To be clear, claimants of welfare already have to wait to receive their benefits. Newcomers to benefit payment would not normally be paid for the first three days of a Jobseeker’s Allowance claim. But a whole week’s wait could see their finances spiral further out of control.

This system always needed reform. Where a JSA claim has been made, that waiting period should be reduced to ensure nobody loses out; that goes for the jobless to the working poor. Further, that three-day loss should be paid retrospectively to cover days lost from the time of application.

JSA is already low. A contributions-based claim for someone over 25 is £71.70 per week. On just over £280 per month a person is expected to cover all their costs and hope that their housing benefit (which doesn’t pay bills on top) will cover all rent.

The loss of a quarter of this payment to someone who is already financially vulnerable is indescribable – and completely alien to someone like George Osborne, reportedly worth £4.3m.

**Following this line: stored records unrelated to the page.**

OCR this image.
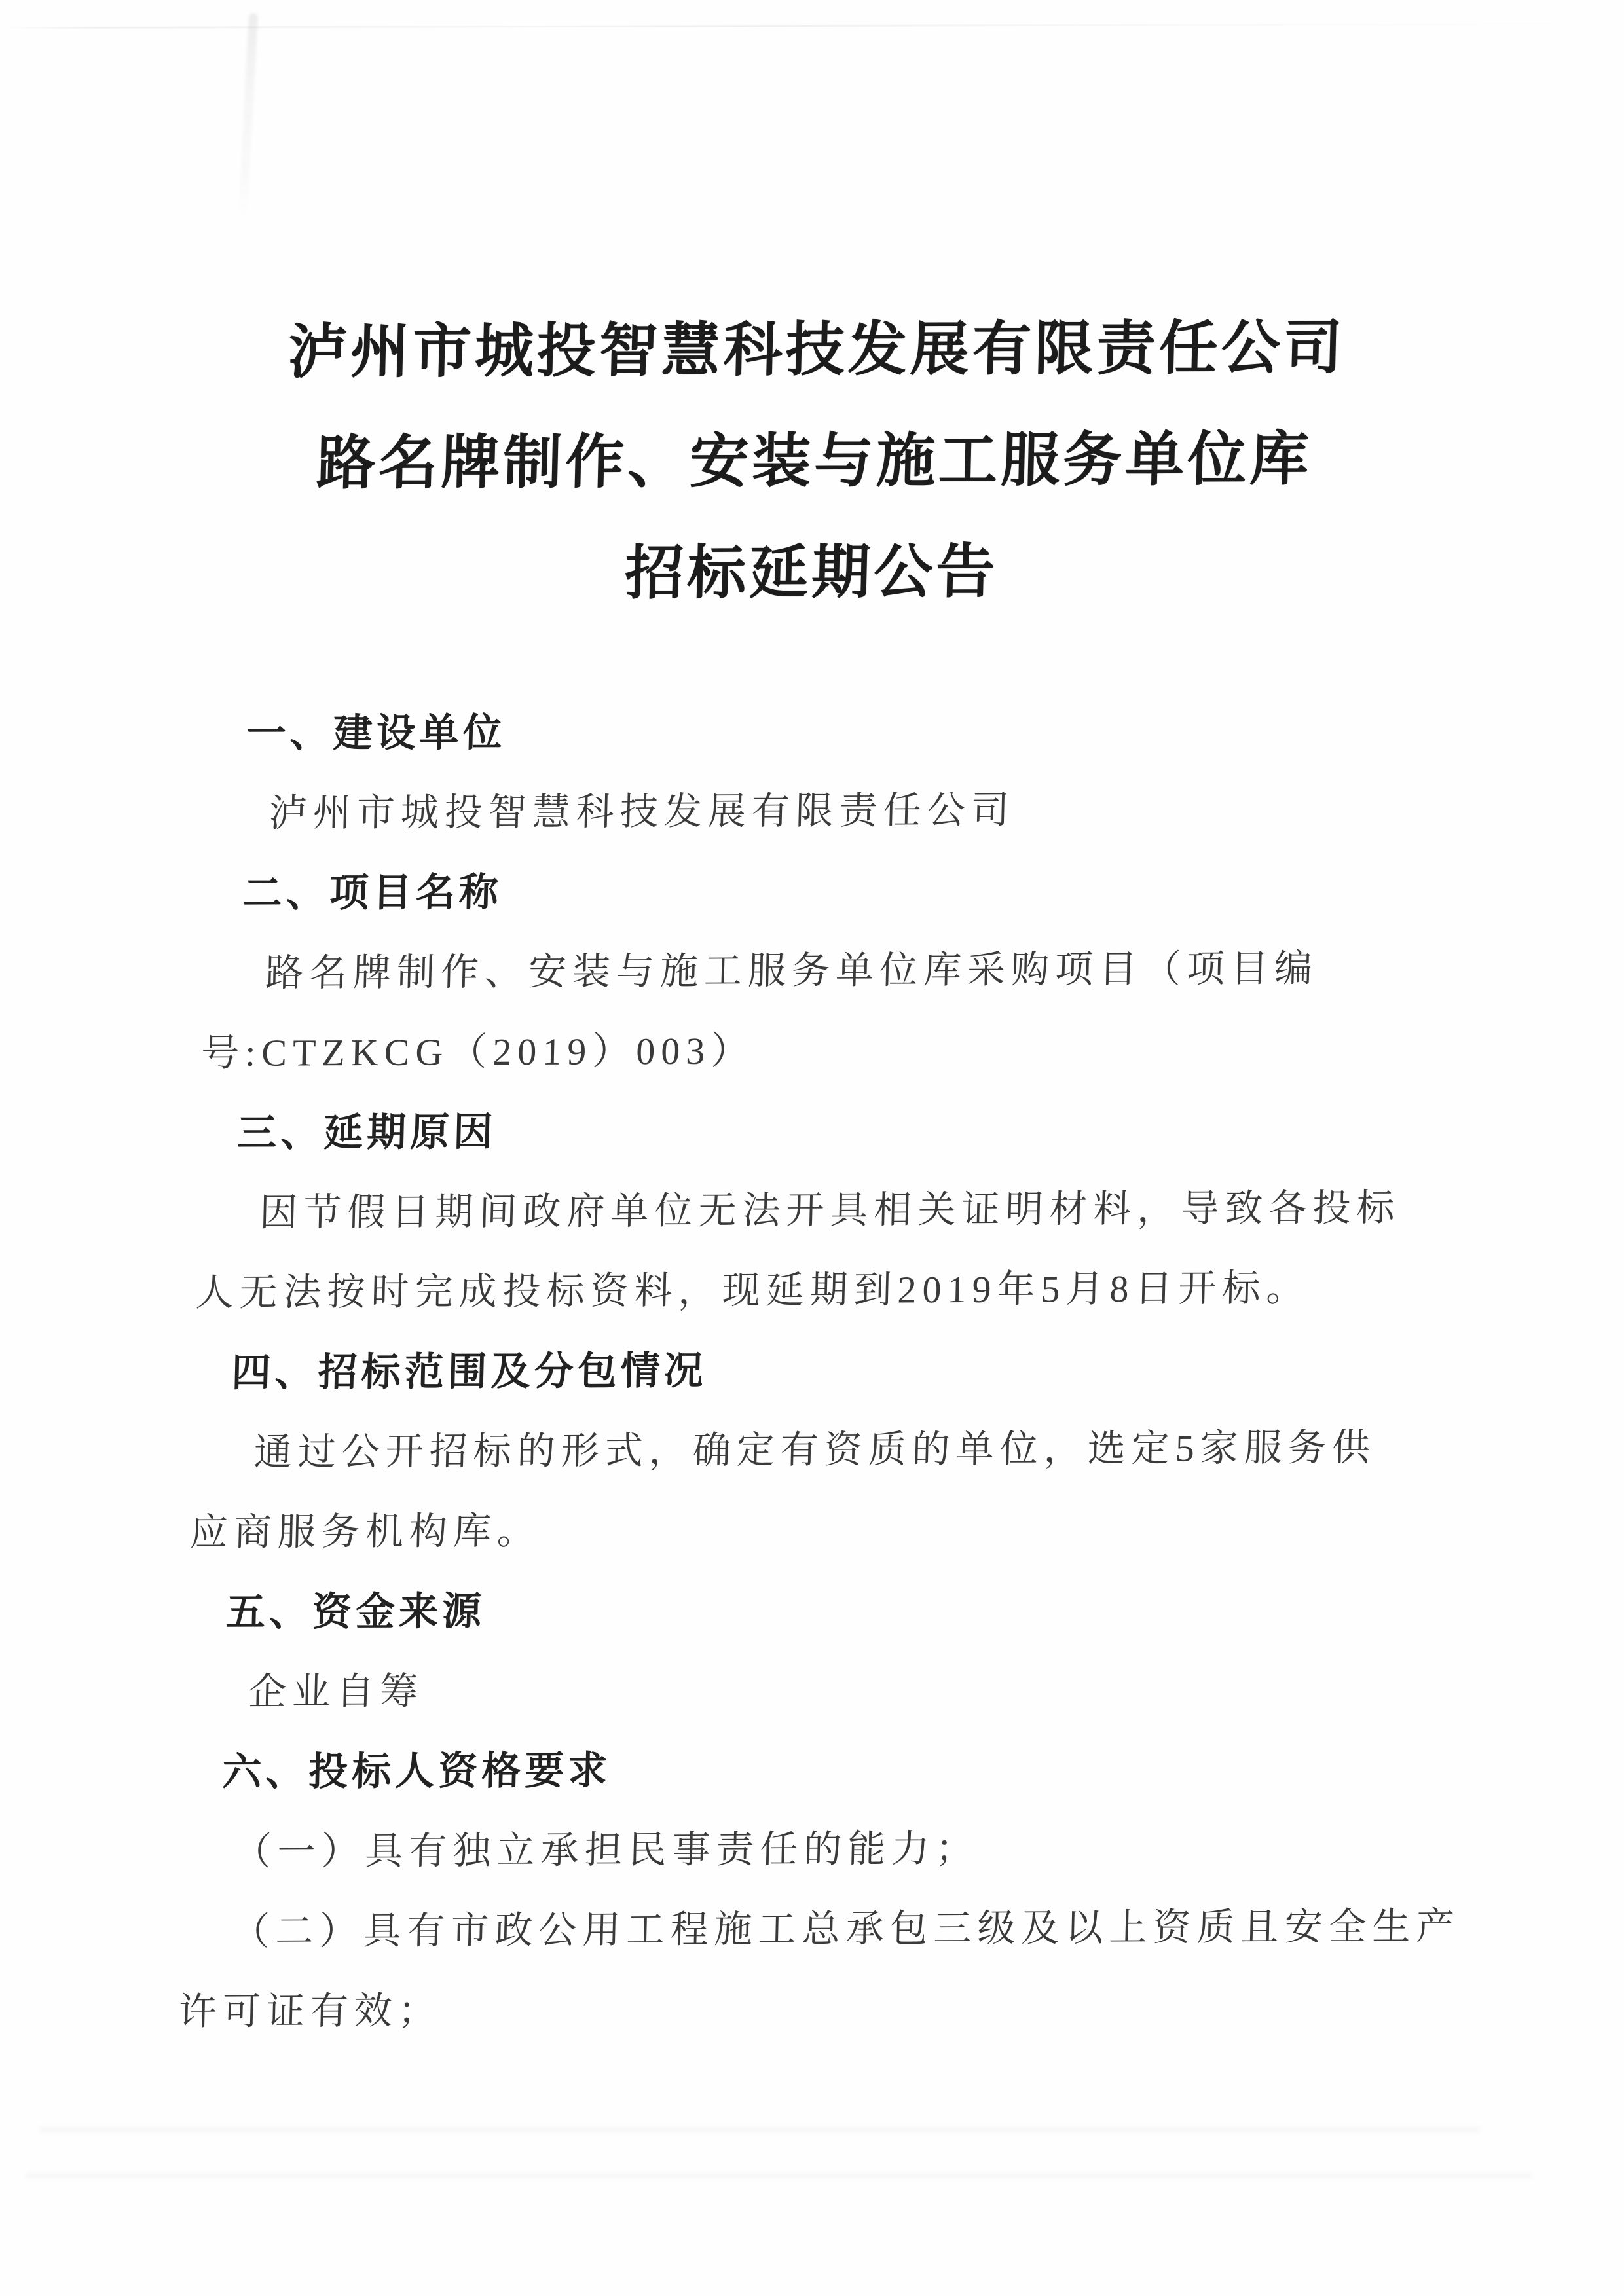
泸州市城投智慧科技发展有限责任公司
路名牌制作、安装与施工服务单位库
招标延期公告
一、建设单位
泸州市城投智慧科技发展有限责任公司
二、项目名称
路名牌制作、安装与施工服务单位库采购项目（项目编
号:CTZKCG（2019）003）
三、延期原因
因节假日期间政府单位无法开具相关证明材料，导致各投标
人无法按时完成投标资料，现延期到2019年5月8日开标。
四、招标范围及分包情况
通过公开招标的形式，确定有资质的单位，选定5家服务供
应商服务机构库。
五、资金来源
企业自筹
六、投标人资格要求
（一）具有独立承担民事责任的能力；
（二）具有市政公用工程施工总承包三级及以上资质且安全生产
许可证有效；
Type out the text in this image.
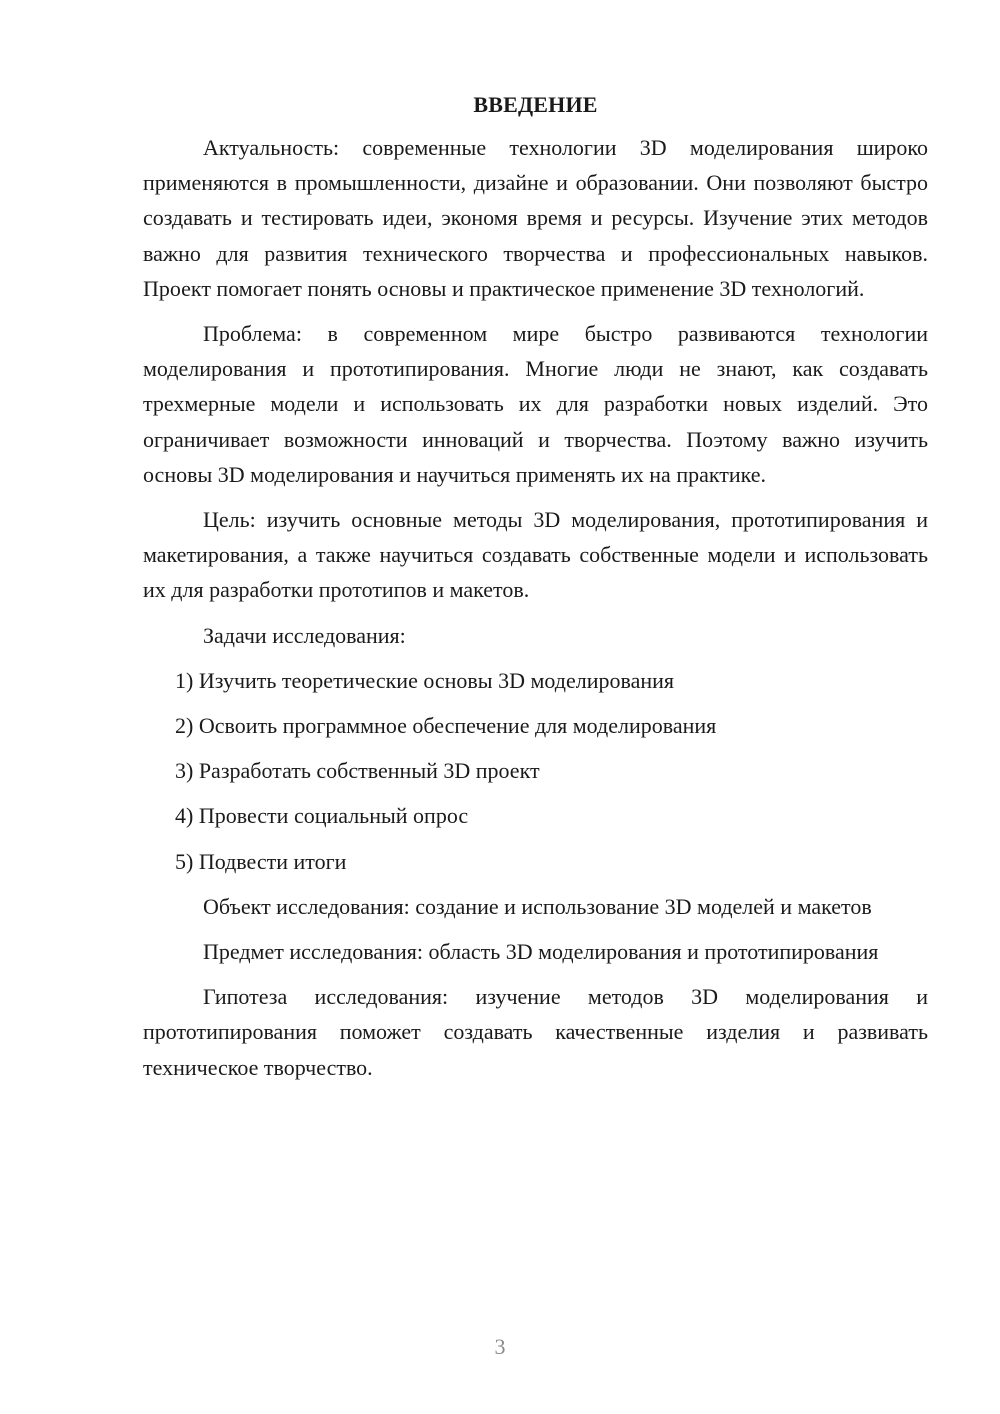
ВВЕДЕНИЕ

Актуальность: современные технологии 3D моделирования широко применяются в промышленности, дизайне и образовании. Они позволяют быстро создавать и тестировать идеи, экономя время и ресурсы. Изучение этих методов важно для развития технического творчества и профессиональных навыков. Проект помогает понять основы и практическое применение 3D технологий.

Проблема: в современном мире быстро развиваются технологии моделирования и прототипирования. Многие люди не знают, как создавать трехмерные модели и использовать их для разработки новых изделий. Это ограничивает возможности инноваций и творчества. Поэтому важно изучить основы 3D моделирования и научиться применять их на практике.

Цель: изучить основные методы 3D моделирования, прототипирования и макетирования, а также научиться создавать собственные модели и использовать их для разработки прототипов и макетов.

Задачи исследования:

1) Изучить теоретические основы 3D моделирования
2) Освоить программное обеспечение для моделирования
3) Разработать собственный 3D проект
4) Провести социальный опрос
5) Подвести итоги

Объект исследования: создание и использование 3D моделей и макетов

Предмет исследования: область 3D моделирования и прототипирования

Гипотеза исследования: изучение методов 3D моделирования и прототипирования поможет создавать качественные изделия и развивать техническое творчество.

3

The risk is that this waiting period will apply to all benefit, not just for jobseekers. As a representative for the Centre for Economic and Social Inclusion has pointed out:

“The government’s Policy Costings suggest that it will apply to the whole of a Universal Credit claim – including housing, child and disability elements. If this is the case then it will increase risks of rent arrears and debt, and quite likely make it harder for newly unemployed people to sort their finances out and start looking for work.”

So who really wins in this spending review? One clear winner will be legal loan sharks, Wonga, The Money Shop, Quick Quid and the like. As benefit payment is delayed further, and food banks are stretched to maximum capacity, the only option for some will be to turn to expensive short term credit on the high street.

Last year consumer rights group Which? found that 40 percent of payday loans were taken out to buy food alone.

Despite the fact that the industry has been referred to the Competition Commission by the Office of Fair Trading today, because it has been found to exploit the most hard-up in society, immediate change to this industry is a pipedream.

Even while more investigations take place over this rogue industry, they will be cashing in here and now off the back of chancellor Osborne’s “Wonga Budget”.

Delays to benefit payments will see payday lending rise. Chris Mould, executive chairman of the foodbank charity Trussell Trust, who warned about the risk of delaying benefit payments, said yesterday that: “Lots of people are referred to us because they already have problems with debts, many with short term loan organisations.”

As these measures boost the payday lending industry, personal debt profiles are raised. Outstanding personal debt stood at £1.424 trillion at the end of April 2013. More money goes into the pockets of rich moneylenders, dead money is paid on interest payments, less money is spent on the high street and the chances of a consumer-led recovery stay slim.

Not only is this poor economics by Osborne, it is unfair, exploitative, and offensive. But why would we expect anything less of him?